Twitter-casting the Future
There’s a whole cottage industry built around tracking Twitter sentiment and the effects of social media on stock prices but from a top-level view, financial markets aren’t fond of uncertainty and Twitter is a great disseminator when it comes to volatility. Whether it’s a well-known personality with rabid followers who hang on every word or insider news leaking through social media, the effects – positive or negative – are, without question, volatile.
So, should you trade on tweets and social media sentiments?
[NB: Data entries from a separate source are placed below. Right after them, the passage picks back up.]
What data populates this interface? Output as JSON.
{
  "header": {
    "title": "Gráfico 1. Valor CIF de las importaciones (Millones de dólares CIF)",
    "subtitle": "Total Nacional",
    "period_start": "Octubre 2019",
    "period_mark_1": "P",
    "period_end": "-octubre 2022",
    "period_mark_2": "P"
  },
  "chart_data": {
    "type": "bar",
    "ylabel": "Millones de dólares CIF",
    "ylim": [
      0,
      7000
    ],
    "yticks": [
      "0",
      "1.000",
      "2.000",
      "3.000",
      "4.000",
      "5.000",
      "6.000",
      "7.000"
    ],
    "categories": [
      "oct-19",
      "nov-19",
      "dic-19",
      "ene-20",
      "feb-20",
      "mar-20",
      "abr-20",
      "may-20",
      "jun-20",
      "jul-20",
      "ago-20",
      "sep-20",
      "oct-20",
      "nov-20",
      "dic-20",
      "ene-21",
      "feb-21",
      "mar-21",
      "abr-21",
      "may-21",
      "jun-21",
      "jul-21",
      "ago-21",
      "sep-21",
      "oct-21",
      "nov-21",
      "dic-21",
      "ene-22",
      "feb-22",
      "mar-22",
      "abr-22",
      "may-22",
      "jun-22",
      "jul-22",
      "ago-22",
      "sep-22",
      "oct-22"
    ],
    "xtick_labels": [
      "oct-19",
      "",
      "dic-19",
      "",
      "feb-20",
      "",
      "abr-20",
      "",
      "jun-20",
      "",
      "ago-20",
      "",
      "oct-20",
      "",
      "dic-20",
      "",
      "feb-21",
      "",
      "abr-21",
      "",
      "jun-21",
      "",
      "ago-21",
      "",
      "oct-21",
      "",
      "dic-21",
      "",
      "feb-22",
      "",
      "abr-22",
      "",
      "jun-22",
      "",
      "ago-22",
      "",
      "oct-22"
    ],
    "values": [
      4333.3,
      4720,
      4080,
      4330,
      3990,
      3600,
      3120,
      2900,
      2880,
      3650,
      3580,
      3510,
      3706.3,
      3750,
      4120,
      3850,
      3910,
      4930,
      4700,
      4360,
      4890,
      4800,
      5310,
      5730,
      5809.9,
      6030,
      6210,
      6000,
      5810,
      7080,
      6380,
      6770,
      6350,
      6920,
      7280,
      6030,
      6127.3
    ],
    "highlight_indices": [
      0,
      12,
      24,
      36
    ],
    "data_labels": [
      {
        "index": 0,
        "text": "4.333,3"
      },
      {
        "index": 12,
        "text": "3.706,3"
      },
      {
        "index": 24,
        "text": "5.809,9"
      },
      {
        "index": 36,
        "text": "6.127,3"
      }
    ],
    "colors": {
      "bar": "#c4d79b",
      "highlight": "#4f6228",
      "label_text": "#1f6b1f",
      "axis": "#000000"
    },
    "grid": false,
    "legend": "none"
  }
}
While there are lots of investors who trade on overreactions, it takes a high-frequency trader to keep pace with the sort of volatility Twitter creates and the only way to beat that sort of trading is to have a longer time horizon, with stocks that fit your fundamentals, Josh Brown, chief executive of Ritholtz Wealth Management and the man behind the Reformed Broker website told the LA Times.
It takes a special kind of trader to chase tweets.
“Can you imagine Warren Buffett trading on someone else’s tweet?” Brown said. “It would never occur to him.”